E3: Eu acho que existe sim uma conquista com a mudança no sentido de que a gente dá mais um passo na melhoria da gestão. Tudo que tem por trás disso aí, que vem lá do alto do governo federal, é no sentido de melhorar a gestão, de atender melhor a sociedade. E se a gente tem agora uma preocupação em atender as coisas em determinado tempo, isso é um passo nessa direção. Ainda precisamos de vários outros, mas esse é um passo. Antes dessa preocupação com celeridade, a gente deveria ter preocupação com a eficácia, com a efetividade, porque isso está relacionado diretamente com a justiça, que em última análise é o que se demanda da gente.
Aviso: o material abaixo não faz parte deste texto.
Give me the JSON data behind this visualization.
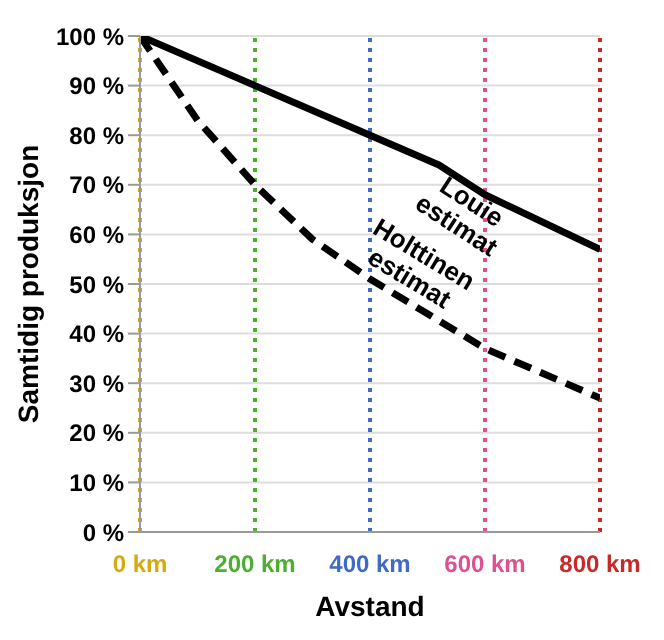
{
  "chart_data": {
    "type": "line",
    "xlabel": "Avstand",
    "ylabel": "Samtidig produksjon",
    "xlim": [
      0,
      800
    ],
    "xticks": [
      {
        "value": 0,
        "label": "0 km"
      },
      {
        "value": 200,
        "label": "200 km"
      },
      {
        "value": 400,
        "label": "400 km"
      },
      {
        "value": 600,
        "label": "600 km"
      },
      {
        "value": 800,
        "label": "800 km"
      }
    ],
    "ylim": [
      0,
      100
    ],
    "yticks": [
      {
        "value": 0,
        "label": "0 %"
      },
      {
        "value": 10,
        "label": "10 %"
      },
      {
        "value": 20,
        "label": "20 %"
      },
      {
        "value": 30,
        "label": "30 %"
      },
      {
        "value": 40,
        "label": "40 %"
      },
      {
        "value": 50,
        "label": "50 %"
      },
      {
        "value": 60,
        "label": "60 %"
      },
      {
        "value": 70,
        "label": "70 %"
      },
      {
        "value": 80,
        "label": "80 %"
      },
      {
        "value": 90,
        "label": "90 %"
      },
      {
        "value": 100,
        "label": "100 %"
      }
    ],
    "grid": "y",
    "marker": "none",
    "ref_lines": [
      {
        "axis": "x",
        "value": 0,
        "color": "#d4aa10",
        "line_style": "dotted"
      },
      {
        "axis": "x",
        "value": 200,
        "color": "#4caf30",
        "line_style": "dotted"
      },
      {
        "axis": "x",
        "value": 400,
        "color": "#3f6ac8",
        "line_style": "dotted"
      },
      {
        "axis": "x",
        "value": 600,
        "color": "#e0508f",
        "line_style": "dotted"
      },
      {
        "axis": "x",
        "value": 800,
        "color": "#c82828",
        "line_style": "dotted"
      }
    ],
    "series": [
      {
        "name": "Louie estimat",
        "color": "#000000",
        "line_style": "solid",
        "x": [
          0,
          200,
          400,
          520,
          600,
          800
        ],
        "values": [
          100,
          90,
          80,
          74,
          68,
          57
        ]
      },
      {
        "name": "Holttinen estimat",
        "color": "#000000",
        "line_style": "dashed",
        "x": [
          0,
          100,
          200,
          300,
          400,
          500,
          600,
          700,
          800
        ],
        "values": [
          100,
          83,
          70,
          59,
          51,
          44,
          37,
          32,
          27
        ]
      }
    ]
  }
}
Mas, eu considero um passo importante, uma melhoria, vamos dizer assim, essa facilidade à disposição, no sentido de você poder estabelecer aí a complexidade, e em função disso, o tempo. Eu acho que os efeitos, necessariamente não são tão visíveis assim, mas porque talvez a gente tenha um problema de marketing, um problema de transmissão, o problema de mostrar os benefícios que você tem disso. Por exemplo, se você tem cobranças internas dentro do órgão no sentido de te perguntar por que você está demorando mais ou menos para fazer determinado laudo, se você tem tudo dentro do próprio sistema, explicando quanto tempo levou para fazer

determinado tipo de laudo, então sua justificativa está pronta, a sua resposta para os demandantes das suas tarefas, para o seu chefe, ou para a corregedoria está pronta, você colocou a complexidade, você disse que levaria X tempo para fazer aquele laudo. Então, a gestão das suas atividades está facilitada, a ferramenta te permite isso. Então esse benefício existe, mas nem todos veem assim, simplesmente porque desconhecem isso. Então a gente pecou no sentido de não mostrar, não comunicar os benefícios. A gente tem hoje problemas de adesão à utilização dessa ferramenta e talvez não tivesse tanto se a gente tivesse mostrado esses benefícios pros colegas. E5: Tem um benefício que é o mais evidente: começamos a discutir o assunto. Porque o nível mais insipiente é você deixar como tá. A partir do momento que você enxerga que há uma necessidade de melhoria, você já subiu um degrauzinho, se você já discutiu isso, já foi capaz de implementar o negócio, mesmo que seja o mais errado possível, já houve um ganho, porque entra num processo agora só de aprimoramento e qual a velocidade disso e a organização disso, depende da gente mesmo. Mas entramos num ciclo agora que não tem volta, que é a melhoria da coisa. Como esses planos de melhoria são feitos, aí são outros quinhentos, mas já houve ganhos.

E7: É difícil de responder se houve ganhos, até porque só 30 % preenchem. Eu acho que talvez uma mudança de cultura, de as pessoas estarem começando a se acostumar com isso, mas acho que num ritmo que poderia ser maior, acho muito lento, até porque desde que foi implementado, de prático mesmo não aproveitamos nada, até porque não tinha um preenchimento uniforme e grande, era muito pouco o preenchimento para tirar uma conclusão em cima daquilo, mas a ideia era poder pegar um relatório no criminalística, se todo mundo preenchesse, aí você ia poder ver realmente qual é o problema de tal estado, qual o problema de tal SETEC, o que tá pesando mais, na área de informática, na área de contabilidade, etc., através do tempo que vão atender aquelas solicitações, do que números absolutos que não dizem muita coisa, às vezes tem SETEC que está produzindo muito laudo, mas você vai ver é laudo de moeda, de veículo, que é mais rápido, laudo de química que é um pouco mais rápido também. Esse índice de complexidade serviria para fazer uma avaliação nesse sentido, mas não está sendo utilizado por causa disto. Então atualmente não vejo muito benefício.